There are two patterns I’m watching very closely in here on the HUI which will be a proxy for the rest of the PM stock indexes. This first chart is daily chart which shows the three small consolidation patterns that have formed since the January low. The top pattern basically completed its fourth reversal point today which is an expanding falling wedge. One of two things will most likely happen tomorrow. If this is the correct consolidation pattern then we will most likely see a breakout gap above the top rail which should lead to the next impulse move up. The second scenario would be to see the top rail hold resistance and a move down to the bottom rail of the expanding falling wedge where the 38% retrace would come into play around the 183 area. This pattern is complete except for the breakout.
Below is another daily chart we’ve been following which shows a possible bigger consolidation area forming with the second reversal point coming into play at the top of the trading range. If and that is a big if, if the top of the trading range does hold resistance then we’ll need to see one more decline toward the bottom of the trading range to complete the 3rd reversal point, which would then setup the all important area to begin the fourth reversal point back up to the top of the trading range to complete whatever consolidation pattern develops. We won’t know what pattern we have until we have the four reversal points in place. As bullish as this sector seems right now it’s hard to imagine that big gap getting filled but it’s a possibility. There are no laws though that says the gap has to get filled, it’s just that most of the time they do get filled at some point.
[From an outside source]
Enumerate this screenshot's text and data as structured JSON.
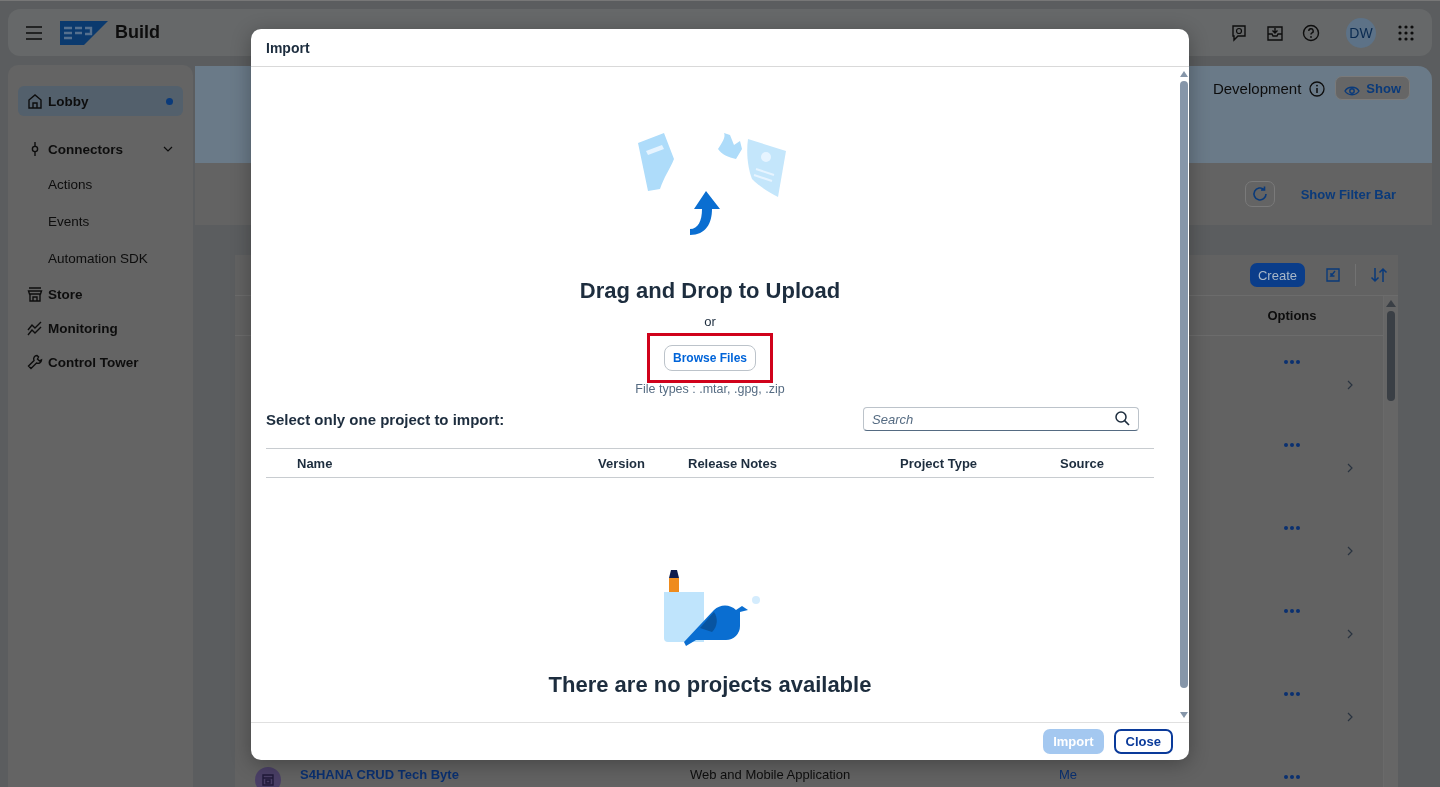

This next daily chart for the HUI would be the most bullish pattern we could ask for. The initial rally that began at the January low to the April high could be called a flag pole. Whatever consolidation pattern we get starting from the April high would be called the flag. The blue trendlines shows the two most likely patterns that may form the flag. I’ve also added a horizontal dashed line at the top and bottom of the trading range that would show a rectangle. So there is a possible triangle, falling flag or rectangle that could form the flag. The most important thing to watch right now is what happens up here at the top of the trading range.The blue arrows would measure the halfway point from where ever the last reversal point takes place in the bull flag. The higher the last reversal point the higher the price objective.
If the HUI gaps up big tomorrow morning then the first chart we looked at, the expanding falling wedge, will most likely be the next consolidation pattern that leads the next impulse move up. The bottom line is to be prepared for either scenarios.
I’ve been watching the $CDNX for clues also, which may have given us a big one today. I wanted to wait for the end of the day to see if the price action held above the top rail of its small blue rising wedge. It did and closed at the high for the day. The blue bullish rising wedge would equate to the first pattern we looked at on the HUI which was the falling expand wedge.The blue arrows measures the first impulse move up that was separated by the bullish expanding rising wedge as the halfway pattern. The red arrows measures the second impulse move up if the blue bullish rising wedge works out as a halfway pattern. The rally would probably last four to five weeks before the price objectives are reached. Again have your favorite PM stocks ready to go in case this scenario plays out.